D A V E ' S   T R U E   S T O R I E S

"Sex Without Bodies"

"Sex Without Bodies" was written over a period of three days in November '87. I'd just moved back into New York after a 7-year self-imposed exile and had just started writing songs a year or two prior to that. I had yet to perform any of them publicly. This was one of the first two songs I ever played in front of an audience--at an open-mic night at a hole called the Speakeasy (on MacDougall Street)--the other song being "Nadine." I had to follow a guy who sang "No Woman, No Cry" while he walked across tables in the audience. I wasn't booed off the stage, so I continued to come back, week after week after week. Virtually every friend and associate I have today came directly or indirectly from that club. The song "Sex Without Bodies" was, sad to say, simply the story of my life at that time.

"Spasm"

"Spasm" is one of the first songs I wrote after Kelly and I started working together as "Dave's True Story" and is notable for being the first song I wrote specifically for Kelly to sing. Before DTS, most of my songs had been written from a male or neutral point-of-view and we either made minor changes to account for the gender switch or let Kelly sing it in the role of a man. "Spasm," however, had a number of lines in it that skewed it toward a woman's point of view. I think it only took a couple of days to write but it took me months before I realized, with horror, that I had lifted the central phrase "It's just a spasm" clean out of a Donald Fagen song.

"This Christmas"

"This Christmas" was written during the Gulf War. I guess that puts it around December of '90 or '91. I had just been playing some chords(as I usually do) when a couple of them sounded kind of Christmassy, so I just followed through on that. The war gave me the theme of separation that pervades the song. When asked about it, I usually say that writing a Christmas song is a sort of rite-of-passage for a Jewish songwriter. But that's hindsight. The song just happened, without forethought.

"Crazy Eyes"

Years ago, I bought on some sort of strange whim, a back-issue of Life magazine from 1947. One of the articles dealt with heterochromia, a condition where the color of one eye differs from the other. There was even a picture of a cute blonde staring up at the reader with a blue eye and a green eye. I became intrigued: there was a strange poetry to it, or something. I was just out of school, attempting to write a novel at the time and wound up giving one of the characters the condition. The article had given the odds of having heterochromia at 1 in 1000 or 1 in 10,000 but I don't remember ever running across anyone in real life with it before or since. The novel never got written. The song "Crazy Eyes" is all that remains of that small, peculiar obsession.

"Sequined Mermaid Dress"

About seven or eight years ago I took up ballroom dancing. There was a very attractive girl there who could dance really well. We kind of hit it off, but she had two very open agendas: first, she'd been badly burned by her boyfriend of seven years; second, her biological clock was raging. I had my own agenda: I was a guy just trying to keep it on the nice-and-easy. About that time, a friend of mine, Alex, signed up for a couple of classes. Before we knew what hit us, she's playing the two of us against each other like the born fools we were. Then one day, suddenly, she wouldn't have anything to do with either of us.

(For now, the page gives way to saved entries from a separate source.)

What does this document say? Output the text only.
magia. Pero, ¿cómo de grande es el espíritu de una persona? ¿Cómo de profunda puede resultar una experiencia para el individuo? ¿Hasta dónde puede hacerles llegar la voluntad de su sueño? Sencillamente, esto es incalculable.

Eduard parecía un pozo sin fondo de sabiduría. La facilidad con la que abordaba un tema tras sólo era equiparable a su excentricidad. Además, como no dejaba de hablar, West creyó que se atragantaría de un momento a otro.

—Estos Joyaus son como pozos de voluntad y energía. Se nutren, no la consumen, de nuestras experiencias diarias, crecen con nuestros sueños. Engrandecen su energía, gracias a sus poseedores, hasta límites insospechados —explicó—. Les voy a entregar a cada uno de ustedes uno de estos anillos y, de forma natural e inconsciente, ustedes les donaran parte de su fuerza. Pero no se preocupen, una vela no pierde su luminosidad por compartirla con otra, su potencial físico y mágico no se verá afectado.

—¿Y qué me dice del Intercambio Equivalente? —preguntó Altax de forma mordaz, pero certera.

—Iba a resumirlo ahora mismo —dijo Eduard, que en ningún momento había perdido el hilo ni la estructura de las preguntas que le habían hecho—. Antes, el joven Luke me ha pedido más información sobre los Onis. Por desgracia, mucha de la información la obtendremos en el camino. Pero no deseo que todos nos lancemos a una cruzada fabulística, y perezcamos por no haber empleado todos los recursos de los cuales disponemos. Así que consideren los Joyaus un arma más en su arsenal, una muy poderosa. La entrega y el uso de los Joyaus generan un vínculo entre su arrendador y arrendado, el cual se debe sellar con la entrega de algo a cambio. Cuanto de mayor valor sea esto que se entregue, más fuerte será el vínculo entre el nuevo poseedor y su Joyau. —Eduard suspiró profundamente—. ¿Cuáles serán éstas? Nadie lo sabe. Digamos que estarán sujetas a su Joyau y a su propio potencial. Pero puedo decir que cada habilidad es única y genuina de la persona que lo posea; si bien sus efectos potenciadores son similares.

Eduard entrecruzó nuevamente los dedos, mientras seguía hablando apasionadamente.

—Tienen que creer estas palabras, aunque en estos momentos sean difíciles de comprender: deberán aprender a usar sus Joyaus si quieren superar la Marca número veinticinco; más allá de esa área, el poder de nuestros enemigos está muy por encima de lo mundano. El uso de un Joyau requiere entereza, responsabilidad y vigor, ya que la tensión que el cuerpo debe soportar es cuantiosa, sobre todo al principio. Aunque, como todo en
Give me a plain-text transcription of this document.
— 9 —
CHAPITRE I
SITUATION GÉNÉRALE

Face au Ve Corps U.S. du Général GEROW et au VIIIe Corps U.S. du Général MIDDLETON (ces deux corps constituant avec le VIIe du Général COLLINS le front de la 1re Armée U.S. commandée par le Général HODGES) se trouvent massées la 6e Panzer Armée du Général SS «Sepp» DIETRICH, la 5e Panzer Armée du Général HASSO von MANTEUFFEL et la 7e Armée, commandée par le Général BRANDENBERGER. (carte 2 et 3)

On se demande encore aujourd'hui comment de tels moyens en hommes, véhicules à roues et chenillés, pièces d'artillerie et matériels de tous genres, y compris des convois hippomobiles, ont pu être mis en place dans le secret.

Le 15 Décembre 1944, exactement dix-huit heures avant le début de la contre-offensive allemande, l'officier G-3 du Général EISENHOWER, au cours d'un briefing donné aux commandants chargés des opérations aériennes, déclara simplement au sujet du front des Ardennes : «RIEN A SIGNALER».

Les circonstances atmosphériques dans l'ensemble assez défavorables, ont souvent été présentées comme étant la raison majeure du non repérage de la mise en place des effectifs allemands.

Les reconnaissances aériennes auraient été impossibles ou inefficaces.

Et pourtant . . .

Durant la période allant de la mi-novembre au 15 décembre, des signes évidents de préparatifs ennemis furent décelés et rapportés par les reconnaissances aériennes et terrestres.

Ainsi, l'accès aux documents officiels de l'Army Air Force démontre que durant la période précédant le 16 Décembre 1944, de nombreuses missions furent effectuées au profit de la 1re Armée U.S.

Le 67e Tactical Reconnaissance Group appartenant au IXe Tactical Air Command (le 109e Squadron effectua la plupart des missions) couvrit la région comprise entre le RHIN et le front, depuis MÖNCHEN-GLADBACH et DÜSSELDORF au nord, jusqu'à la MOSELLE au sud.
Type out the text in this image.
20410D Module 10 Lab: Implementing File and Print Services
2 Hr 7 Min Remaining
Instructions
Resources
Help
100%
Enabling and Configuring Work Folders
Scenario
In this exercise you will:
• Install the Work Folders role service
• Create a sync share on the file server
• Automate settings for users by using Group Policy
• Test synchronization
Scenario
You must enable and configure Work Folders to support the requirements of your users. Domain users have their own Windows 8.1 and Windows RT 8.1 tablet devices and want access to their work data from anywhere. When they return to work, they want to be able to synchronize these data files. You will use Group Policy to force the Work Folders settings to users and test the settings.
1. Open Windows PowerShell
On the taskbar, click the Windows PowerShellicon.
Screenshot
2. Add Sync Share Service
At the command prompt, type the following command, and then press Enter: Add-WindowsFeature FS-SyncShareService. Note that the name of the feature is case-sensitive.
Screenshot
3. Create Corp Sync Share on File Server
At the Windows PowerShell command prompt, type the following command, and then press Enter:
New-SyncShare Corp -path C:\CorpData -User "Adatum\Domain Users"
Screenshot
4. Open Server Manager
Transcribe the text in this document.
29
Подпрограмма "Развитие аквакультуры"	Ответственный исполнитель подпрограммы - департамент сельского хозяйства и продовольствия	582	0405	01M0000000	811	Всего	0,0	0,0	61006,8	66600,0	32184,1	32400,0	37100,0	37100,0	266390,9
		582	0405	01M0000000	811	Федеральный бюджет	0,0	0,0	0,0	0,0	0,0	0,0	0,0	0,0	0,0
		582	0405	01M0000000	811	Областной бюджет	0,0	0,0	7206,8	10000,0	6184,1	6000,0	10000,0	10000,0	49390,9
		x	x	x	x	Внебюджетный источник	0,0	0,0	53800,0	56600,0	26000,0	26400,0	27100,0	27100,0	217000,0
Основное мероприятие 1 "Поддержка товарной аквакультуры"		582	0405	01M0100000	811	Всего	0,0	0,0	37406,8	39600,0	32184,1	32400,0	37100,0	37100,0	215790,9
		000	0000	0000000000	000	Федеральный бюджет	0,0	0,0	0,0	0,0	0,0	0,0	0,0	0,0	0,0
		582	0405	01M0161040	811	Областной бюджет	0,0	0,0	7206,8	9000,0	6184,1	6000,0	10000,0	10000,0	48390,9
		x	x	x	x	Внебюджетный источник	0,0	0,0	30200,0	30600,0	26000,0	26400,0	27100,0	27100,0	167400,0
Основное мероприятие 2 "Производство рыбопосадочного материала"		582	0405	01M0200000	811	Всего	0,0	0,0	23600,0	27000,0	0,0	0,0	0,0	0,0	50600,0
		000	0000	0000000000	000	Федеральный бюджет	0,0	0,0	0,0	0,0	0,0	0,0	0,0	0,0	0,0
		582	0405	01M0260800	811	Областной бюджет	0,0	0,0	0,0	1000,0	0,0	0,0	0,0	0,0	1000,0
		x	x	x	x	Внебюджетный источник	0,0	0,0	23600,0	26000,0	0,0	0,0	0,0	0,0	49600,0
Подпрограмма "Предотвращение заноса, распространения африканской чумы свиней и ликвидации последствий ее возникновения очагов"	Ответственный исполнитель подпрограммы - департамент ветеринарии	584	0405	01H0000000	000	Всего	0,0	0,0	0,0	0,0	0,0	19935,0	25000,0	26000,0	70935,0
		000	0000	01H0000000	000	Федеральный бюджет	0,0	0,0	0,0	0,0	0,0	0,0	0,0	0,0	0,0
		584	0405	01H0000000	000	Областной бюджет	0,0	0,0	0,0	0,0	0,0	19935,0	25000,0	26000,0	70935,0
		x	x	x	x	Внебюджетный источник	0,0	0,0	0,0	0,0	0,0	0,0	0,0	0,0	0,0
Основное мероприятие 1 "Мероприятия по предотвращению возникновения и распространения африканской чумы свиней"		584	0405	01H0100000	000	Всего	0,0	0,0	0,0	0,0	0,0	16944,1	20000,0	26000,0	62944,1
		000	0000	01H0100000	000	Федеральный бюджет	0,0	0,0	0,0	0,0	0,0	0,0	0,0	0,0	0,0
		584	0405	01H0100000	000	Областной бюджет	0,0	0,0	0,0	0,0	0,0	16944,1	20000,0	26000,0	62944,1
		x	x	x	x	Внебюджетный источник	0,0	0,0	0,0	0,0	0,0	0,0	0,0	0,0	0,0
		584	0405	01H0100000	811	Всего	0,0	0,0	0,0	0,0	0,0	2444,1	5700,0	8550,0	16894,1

Shortly thereafter, at a party the dance school threw every week, she showed up dressed to kill: a tight-fitting number covered with shiny, overlapping disks that reminded Alex of the scales of a fish. He dubbed the dress a "mermaid" dress. Straight guys who take ballroom dancing belong to their own special category of geekdom. Here was this smashing girl ready to spawn, trolling a pool of guppies Crazy!

I wound up losing the girl but got the song. Some consolation.